I've got a tool which parses sockpuppet investigation (SPI) pages and does some analysis. One of the steps is I need to validate that all of the usernames found in the SPI report are valid. I do that by sequentially calling usercontribs on each name with uclimit=1 and seeing if I get a baduser error.
This works, but it's slow because I need to make 1 API call for each user. For a big SPI case, the time to do this swamps everything else. Is there a more efficient way to do this? Some API call where I can give it a bunch of usernames in a batch and have it tell me which ones are invalid? Alternatively, is there a regex I could apply on the client side to test if a username is valid?
The most common type of invalid name I see is when somebody puts down an iprange (i.e. 1.2.4.0/24) as a username.
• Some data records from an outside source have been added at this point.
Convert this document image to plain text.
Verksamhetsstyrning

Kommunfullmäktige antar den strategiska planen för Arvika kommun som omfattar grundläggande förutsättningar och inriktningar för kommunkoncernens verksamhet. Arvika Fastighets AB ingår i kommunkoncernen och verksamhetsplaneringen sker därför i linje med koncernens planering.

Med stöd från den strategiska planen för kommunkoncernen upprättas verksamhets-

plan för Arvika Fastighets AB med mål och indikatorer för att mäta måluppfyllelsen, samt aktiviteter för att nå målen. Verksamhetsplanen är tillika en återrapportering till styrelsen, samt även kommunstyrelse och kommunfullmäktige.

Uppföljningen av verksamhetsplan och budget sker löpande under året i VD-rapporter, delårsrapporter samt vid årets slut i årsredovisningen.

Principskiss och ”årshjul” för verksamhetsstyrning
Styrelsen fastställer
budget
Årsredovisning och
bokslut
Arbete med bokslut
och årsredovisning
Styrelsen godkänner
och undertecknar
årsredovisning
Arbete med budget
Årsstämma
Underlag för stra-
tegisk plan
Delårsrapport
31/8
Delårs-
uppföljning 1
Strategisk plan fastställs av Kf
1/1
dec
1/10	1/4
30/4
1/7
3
Testing for that client-side would be trivial, but it might miss some others.
On Thu, Aug 19, 2021 at 4:04 PM Roy Smith roy@panix.com wrote:
I've got a tool which parses sockpuppet investigation (SPI) pages and does some analysis. One of the steps is I need to validate that all of the usernames found in the SPI report are valid. I do that by sequentially calling usercontribs on each name with uclimit=1 and seeing if I get a baduser error.
This works, but it's slow because I need to make 1 API call for each user. For a big SPI case, the time to do this swamps everything else. Is there a more efficient way to do this? Some API call where I can give it a bunch of usernames in a batch and have it tell me which ones are invalid? Alternatively, is there a regex I could apply on the client side to test if a username is valid?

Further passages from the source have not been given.